My philosophy in life is fairly simple – It is vitally important that despite the set-backs, you continue to create and move forward in a positive direction.
I grew up in Natick, MA, one of the biggest sports communities in New England known for Heisman Trophy winner Doug Flutie. It was challenging being one of two film geeks in such a predominant sports community, but I knew from the time I saw STAR WARS at the age of 6 (on its original release) that I wanted to be involved with that kind of magic.
Knowing no one in the industry I came out to Los Angeles to attend USC where I jumped in headfirst. I was fortunate to get a job as a runner at a Make-up FX company my first summer out in LA. My boss at the time saw my passion and my determination. I may not have been the most talent FX artist (As a matter of fact I was the 2nd youngest working professionally in the field), but what I lacked in know-how I made up in spades with enthusiasm, commitment and integrity. It’s these 3 traits that I still possess that have kept me going for now over 30 years when so many others have fallen prey to cynicism and despair.
Make no mistake there will be a lot of ups and downs over the course of your career (mostly downs) but it’s how you handle those moments that defines your mettle and who you are. Sometimes the ups and downs will come over the course of a week. Sometimes over the course of a day and sometimes simultaneously.
The best example I can give is when I really decided to become a writer (in the early 90’s), I was given the opportunity to pitch an Episode for the 3rd Season of LAND OF THE LOST (I was working on the show as a Puppeteer). Instead of just writing a pitch, I wrote the entire episode and came up with pitches for 9 other storylines. The Producers not only liked my script, but they submitted it to ABC and it was approved.
WOW! I couldn’t believe it. It was too good to be true. Which it was, because ABC then canned the show a few weeks later and it never went past Season 2.
As mind-numbingly crushing as that news was, at the end of the day it didn’t really matter. What did matter was that this was the first time I was taken seriously as a legitimate writer and that’s all I needed to hear.

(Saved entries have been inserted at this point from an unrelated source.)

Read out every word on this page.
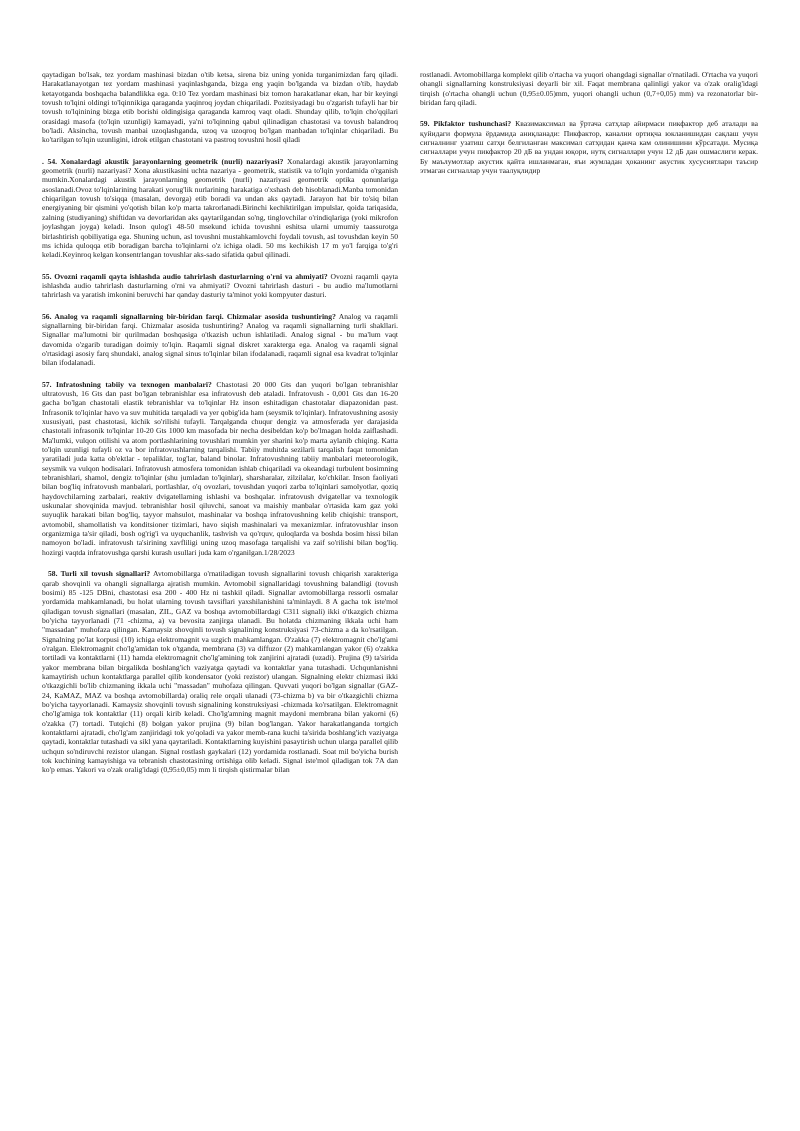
qaytadigan bo'lsak, tez yordam mashinasi bizdan o'tib ketsa, sirena biz uning yonida turganimizdan farq qiladi. Harakatlanayotgan tez yordam mashinasi yaqinlashganda, bizga eng yaqin bo'lganda va bizdan o'tib, haydab ketayotganda boshqacha balandlikka ega. 0:10 Tez yordam mashinasi biz tomon harakatlanar ekan, har bir keyingi tovush to'lqini oldingi to'lqinnikiga qaraganda yaqinroq joydan chiqariladi. Pozitsiyadagi bu o'zgarish tufayli har bir tovush to'lqinining bizga etib borishi oldingisiga qaraganda kamroq vaqt oladi. Shunday qilib, to'lqin cho'qqilari orasidagi masofa (to'lqin uzunligi) kamayadi, ya'ni to'lqinning qabul qilinadigan chastotasi va tovush balandroq bo'ladi. Aksincha, tovush manbai uzoqlashganda, uzoq va uzoqroq bo'lgan manbadan to'lqinlar chiqariladi. Bu ko'tarilgan to'lqin uzunligini, idrok etilgan chastotani va pastroq tovushni hosil qiladi

. 54. Xonalardagi akustik jarayonlarning geometrik (nurli) nazariyasi? Xonalardagi akustik jarayonlarning geometrik (nurli) nazariyasi? Xona akustikasini uchta nazariya - geometrik, statistik va to'lqin yordamida o'rganish mumkin.Xonalardagi akustik jarayonlarning geometrik (nurli) nazariyasi geometrik optika qonunlariga asoslanadi.Ovoz to'lqinlarining harakati yorug'lik nurlarining harakatiga o'xshash deb hisoblanadi.Manba tomonidan chiqarilgan tovush to'siqqa (masalan, devorga) etib boradi va undan aks qaytadi. Jarayon hat bir to'siq bilan energiyaning bir qismini yo'qotish bilan ko'p marta takrorlanadi.Birinchi kechiktirilgan impulslar, qoida tariqasida, zalning (studiyaning) shiftidan va devorlaridan aks qaytarilgandan so'ng, tinglovchilar o'rindiqlariga (yoki mikrofon joylashgan joyga) keladi. Inson qulog'i 48-50 msekund ichida tovushni eshitsa ularni umumiy taassurotga birlashtirish qobiliyatiga ega. Shuning uchun, asl tovushni mustahkamlovchi foydali tovush, asl tovushdan keyin 50 ms ichida quloqqa etib boradigan barcha to'lqinlarni o'z ichiga oladi. 50 ms kechikish 17 m yo'l farqiga to'g'ri keladi.Keyinroq kelgan konsentrlangan tovushlar aks-sado sifatida qabul qilinadi.

55. Ovozni raqamli qayta ishlashda audio tahrirlash dasturlarning o'rni va ahmiyati? Ovozni raqamli qayta ishlashda audio tahrirlash dasturlarning o'rni va ahmiyati? Ovozni tahrirlash dasturi - bu audio ma'lumotlarni tahrirlash va yaratish imkonini beruvchi har qanday dasturiy ta'minot yoki kompyuter dasturi.

56. Analog va raqamli signallarning bir-biridan farqi. Chizmalar asosida tushuntiring? Analog va raqamli signallarning bir-biridan farqi. Chizmalar asosida tushuntiring? Analog va raqamli signallarning turli shakllari. Signallar ma'lumotni bir qurilmadan boshqasiga o'tkazish uchun ishlatiladi. Analog signal - bu ma'lum vaqt davomida o'zgarib turadigan doimiy to'lqin. Raqamli signal diskret xarakterga ega. Analog va raqamli signal o'rtasidagi asosiy farq shundaki, analog signal sinus to'lqinlar bilan ifodalanadi, raqamli signal esa kvadrat to'lqinlar bilan ifodalanadi.

57. Infratoshning tabiiy va texnogen manbalari? Chastotasi 20 000 Gts dan yuqori bo'lgan tebranishlar ultratovush, 16 Gts dan past bo'lgan tebranishlar esa infratovush deb ataladi. Infratovush - 0,001 Gts dan 16-20 gacha bo'lgan chastotali elastik tebranishlar va to'lqinlar Hz inson eshitadigan chastotalar diapazonidan past. Infrasonik to'lqinlar havo va suv muhitida tarqaladi va yer qobig'ida ham (seysmik to'lqinlar). Infratovushning asosiy xususiyati, past chastotasi, kichik so'rilishi tufayli. Tarqalganda chuqur dengiz va atmosferada yer darajasida chastotali infrasonik to'lqinlar 10-20 Gts 1000 km masofada bir necha desibeldan ko'p bo'lmagan holda zaiflashadi. Ma'lumki, vulqon otilishi va atom portlashlarining tovushlari mumkin yer sharini ko'p marta aylanib chiqing. Katta to'lqin uzunligi tufayli oz va bor infratovushlarning tarqalishi. Tabiiy muhitda sezilarli tarqalish faqat tomonidan yaratiladi juda katta ob'ektlar - tepaliklar, tog'lar, baland binolar. Infratovushning tabiiy manbalari meteorologik, seysmik va vulqon hodisalari. Infratovush atmosfera tomonidan ishlab chiqariladi va okeandagi turbulent bosimning tebranishlari, shamol, dengiz to'lqinlar (shu jumladan to'lqinlar), sharsharalar, zilzilalar, ko'chkilar. Inson faoliyati bilan bog'liq infratovush manbalari, portlashlar, o'q ovozlari, tovushdan yuqori zarba to'lqinlari samolyotlar, qoziq haydovchilarning zarbalari, reaktiv dvigatellarning ishlashi va boshqalar. infratovush dvigatellar va texnologik uskunalar shovqinida mavjud. tebranishlar hosil qiluvchi, sanoat va maishiy manbalar o'rtasida kam gaz yoki suyuqlik harakati bilan bog'liq, tayyor mahsulot, mashinalar va boshqa infratovushning kelib chiqishi: transport, avtomobil, shamollatish va konditsioner tizimlari, havo siqish mashinalari va mexanizmlar. infratovushlar inson organizmiga ta'sir qiladi, bosh og'rig'i va uyquchanlik, tashvish va qo'rquv, quloqlarda va boshda bosim hissi bilan namoyon bo'ladi. infratovush ta'sirining xavfliligi uning uzoq masofaga tarqalishi va zaif so'rilishi bilan bog'liq. hozirgi vaqtda infratovushga qarshi kurash usullari juda kam o'rganilgan.1/28/2023

58. Turli xil tovush signallari? Avtomobillarga o'rnatiladigan tovush signallarini tovush chiqarish xarakteriga qarab shovqinli va ohangli signallarga ajratish mumkin. Avtomobil signallaridagi tovushning balandligi (tovush bosimi) 85 -125 DBni, chastotasi esa 200 - 400 Hz ni tashkil qiladi. Signallar avtomobillarga ressorli osmalar yordamida mahkamlanadi, bu holat ularning tovush tavsiflari yaxshilanishini ta'minlaydi. 8 A gacha tok iste'mol qiladigan tovush signallari (masalan, ZIL, GAZ va boshqa avtomobillardagi C311 signali) ikki o'tkazgich chizma bo'yicha tayyorlanadi (71 -chizma, a) va bevosita zanjirga ulanadi. Bu holatda chizmaning ikkala uchi ham "massadan" muhofaza qilingan. Kamaysiz shovqinli tovush signalining konstruksiyasi 73-chizma a da ko'rsatilgan. Signalning po'lat korpusi (10) ichiga elektromagnit va uzgich mahkamlangan. O'zakka (7) elektromagnit cho'lg'ami o'ralgan. Elektromagnit cho'lg'amidan tok o'tganda, membrana (3) va diffuzor (2) mahkamlangan yakor (6) o'zakka tortiladi va kontaktlarni (11) hamda elektromagnit cho'lg'amining tok zanjirini ajratadi (uzadi). Prujina (9) ta'sirida yakor membrana bilan birgalikda boshlang'ich vaziyatga qaytadi va kontaktlar yana tutashadi. Uchqunlanishni kamaytirish uchun kontaktlarga parallel qilib kondensator (yoki rezistor) ulangan. Signalning elektr chizmasi ikki o'tkazgichli bo'lib chizmaning ikkala uchi "massadan" muhofaza qilingan. Quvvati yuqori bo'lgan signallar (GAZ-24, KaMAZ, MAZ va boshqa avtomobillarda) oraliq rele orqali ulanadi (73-chizma b) va bir o'tkazgichli chizma bo'yicha tayyorlanadi. Kamaysiz shovqinli tovush signalining konstruksiyasi -chizmada ko'rsatilgan. Elektromagnit cho'lg'amiga tok kontaktlar (11) orqali kirib keladi. Cho'lg'amning magnit maydoni membrana bilan yakorni (6) o'zakka (7) tortadi. Tutqichi (8) bolgan yakor prujina (9) bilan bog'langan. Yakor harakatlanganda tortgich kontaktlarni ajratadi, cho'lg'am zanjiridagi tok yo'qoladi va yakor memb-rana kuchi ta'sirida boshlang'ich vaziyatga qaytadi, kontaktlar tutashadi va sikl yana qaytariladi. Kontaktlarning kuyishini pasaytirish uchun ularga parallel qilib uchqun so'ndiruvchi rezistor ulangan. Signal rostlash gaykalari (12) yordamida rostlanadi. Soat mil bo'yicha burish tok kuchining kamayishiga va tebranish chastotasining ortishiga olib keladi. Signal iste'mol qiladigan tok 7A dan ko'p emas. Yakori va o'zak oralig'idagi (0,95±0,05) mm li tirqish qistirmalar bilan

rostlanadi. Avtomobillarga komplekt qilib o'rtacha va yuqori ohangdagi signallar o'rnatiladi. O'rtacha va yuqori ohangli signallarning konstruksiyasi deyarli bir xil. Faqat membrana qalinligi yakor va o'zak oralig'idagi tirqish (o'rtacha ohangli uchun (0,95±0.05)mm, yuqori ohangli uchun (0,7+0,05) mm) va rezonatorlar bir-biridan farq qiladi.

59. Pikfaktor tushunchasi? Квазимаксимал ва ўртача сатҳлар айирмаси пикфактор деб аталади ва қуйидаги формула ёрдамида аниқланади: Пикфактор, канални ортиқча юкланишидан сақлаш учун сигналнинг узатиш сатҳи белгиланган максимал сатҳидан қанча кам олинишини кўрсатади. Мусиқа сигналлари учун пикфактор 20 дБ ва ундан юқори, нутқ сигналлари учун 12 дБ дан ошмаслиги керак. Бу маълумотлар акустик қайта ишланмаган, яъи жумладан ҳоканинг акустик хусусиятлари таъсир этмаган сигналлар учун таалуқлидир
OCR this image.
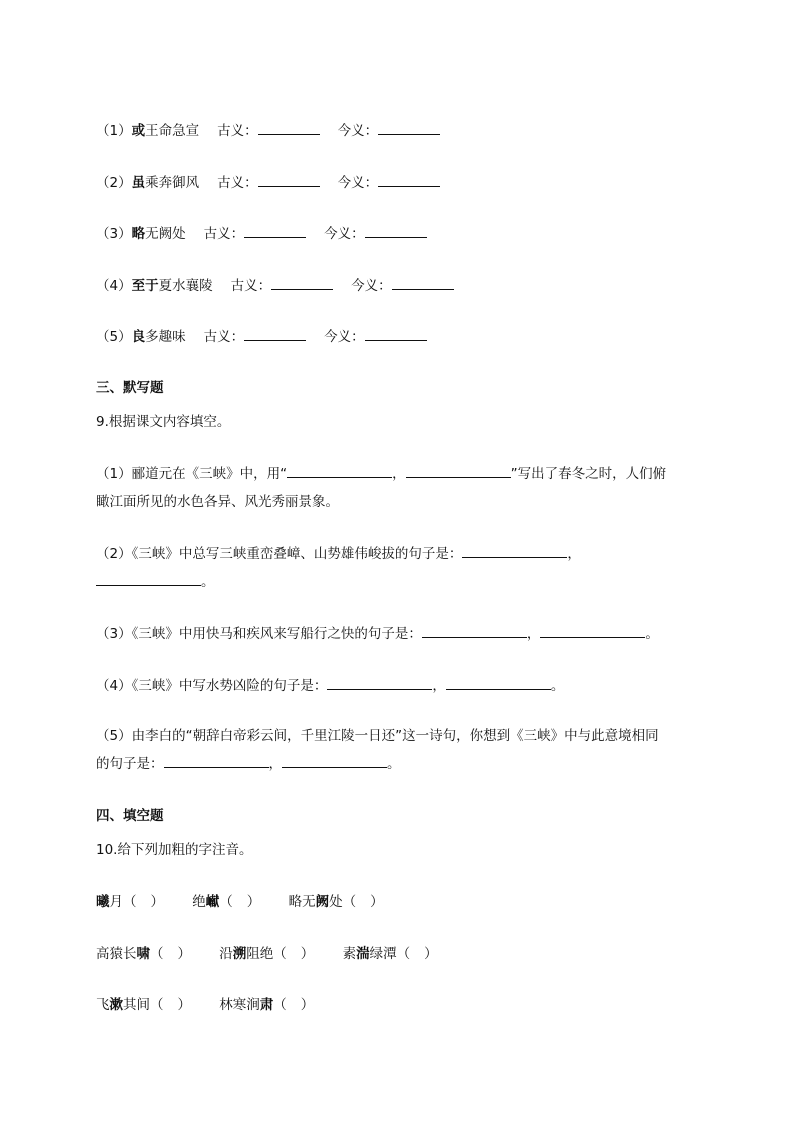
（1）或王命急宣 古义：	今义：
（2）虽乘奔御风 古义：	今义：
（3）略无阙处 古义：	今义：
（4）至于夏水襄陵 古义：	今义：
（5）良多趣味 古义：	今义：
三、默写题
9.根据课文内容填空。
（1）郦道元在《三峡》中，用“	，	”写出了春冬之时，人们俯
瞰江面所见的水色各异、风光秀丽景象。
（2）《三峡》中总写三峡重峦叠嶂、山势雄伟峻拔的句子是：	，
。
（3）《三峡》中用快马和疾风来写船行之快的句子是：	，	。
（4）《三峡》中写水势凶险的句子是：	，	。
（5）由李白的“朝辞白帝彩云间，千里江陵一日还”这一诗句，你想到《三峡》中与此意境相同
的句子是：	，	。
四、填空题
10.给下列加粗的字注音。
曦月（ ） 绝𪩘（ ） 略无阙处（ ）
高猿长啸（ ） 沿溯阻绝（ ） 素湍绿潭（ ）
飞漱其间（ ） 林寒涧肃（ ）
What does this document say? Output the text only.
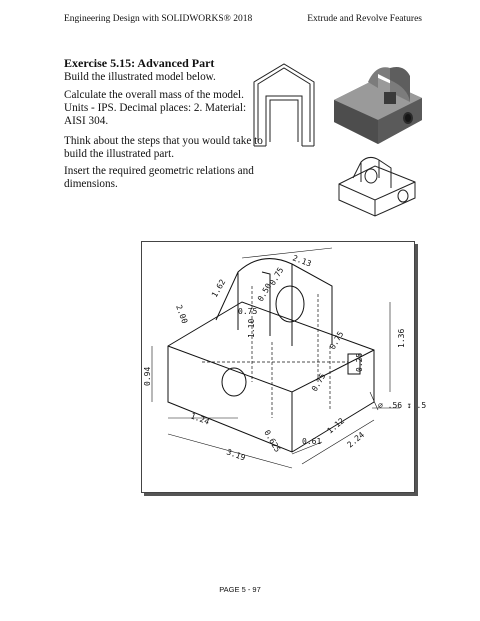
Engineering Design with SOLIDWORKS® 2018	Extrude and Revolve Features
Exercise 5.15: Advanced Part
Build the illustrated model below.
Calculate the overall mass of the model. Units - IPS. Decimal places: 2. Material: AISI 304.
Think about the steps that you would take to build the illustrated part.
Insert the required geometric relations and dimensions.
2.13
1.62
0.75
0.50
0.75
1.10
2.00
1.36
0.94
0.75
1.24
3.19
0.625 0.61
1.12
2.24
0.75
0.25
⌀ .56 ↧ .5
PAGE 5 - 97
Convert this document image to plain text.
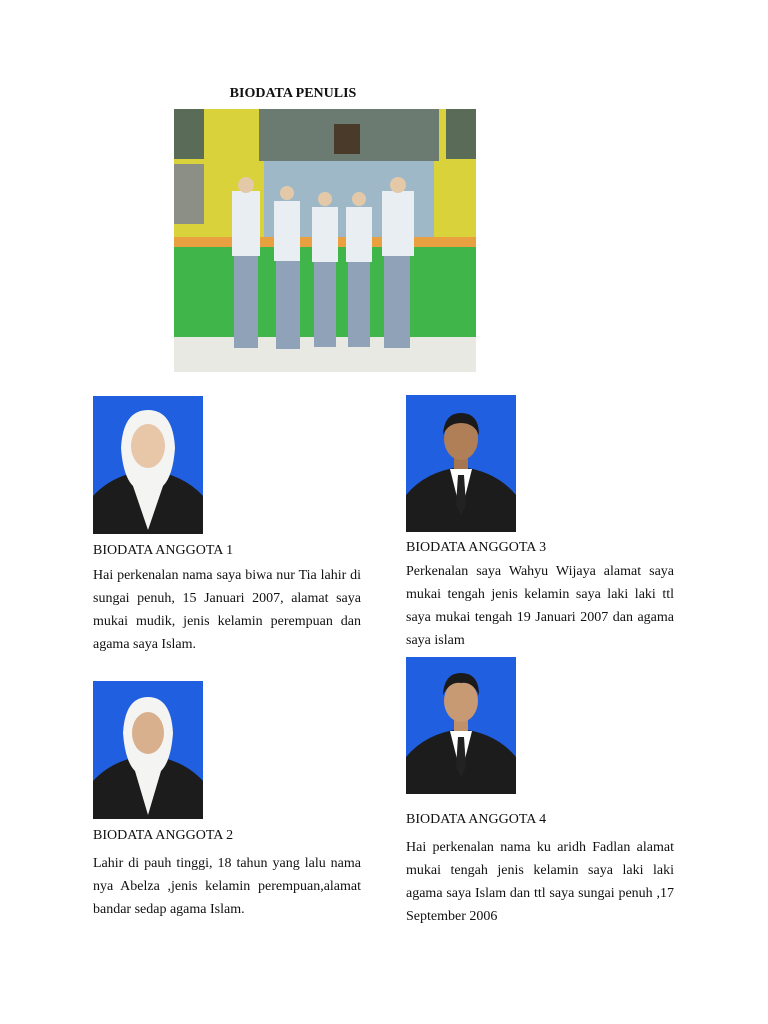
BIODATA PENULIS
BIODATA ANGGOTA 1

Hai perkenalan nama saya biwa nur Tia lahir di sungai penuh, 15 Januari 2007, alamat saya mukai mudik, jenis kelamin perempuan dan agama saya Islam.

BIODATA ANGGOTA 2

Lahir di pauh tinggi, 18 tahun yang lalu nama nya Abelza ,jenis kelamin perempuan,alamat bandar sedap agama Islam.

BIODATA ANGGOTA 3

Perkenalan saya Wahyu Wijaya alamat saya mukai tengah jenis kelamin saya laki laki ttl saya mukai tengah 19 Januari 2007 dan agama saya islam

BIODATA ANGGOTA 4

Hai perkenalan nama ku aridh Fadlan alamat mukai tengah jenis kelamin saya laki laki agama saya Islam dan ttl saya sungai penuh ,17 September 2006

From that point on, I set my mind to pursuing this new path and even though I haven’t had that “Big Sale”, I still have had incredible success as a writer, which I am seeing through the success of my books and my comic books. Also, my screenplays have created amazing opportunities for me and have gotten me into doors that never would have been opened for me. It eventually led me to Producing and then to being an Executive.
I can boil this down to some lessons I have learned over the years:
1) Don’t always take jobs for the money
2) Passion, commitment and integrity
3) Be careful how you treat people.
4) The Business is a Long-distance run, not a sprint
5) Be smart with your money (When you have $5K live like you have 1K)
6) Learn to talk about yourself (It’s all about perception)
7) Be yourself. People will want to work with you
8) Try to balance work & Family
The point to all of this is that if I, Paul J. Salamoff from Natick, MA can make it in this business and sustain a career then so can you. Just remember to never lose your faith and more importantly, don’t ever lose that passion that got you where you are right now in the first place.
If you had a friend visiting you, what are some of the local spots you’d want to take them around to?
Sorry to be lame, but I’ve always been more about the company than places to go and I’m also a pretty low-key kind of person who can be just as happy eating a Wendy’s cheeseburger as an expensive steak at a fancy restaurant.
If you absolutely need me to answer this just let me know. But otherwise I’d just be making this up.
Who else deserves some credit and recognition?
I would like to dedicate this to my father (Edward Salamoff) as he taught me to have a sense of humor about life and also to think out of the box.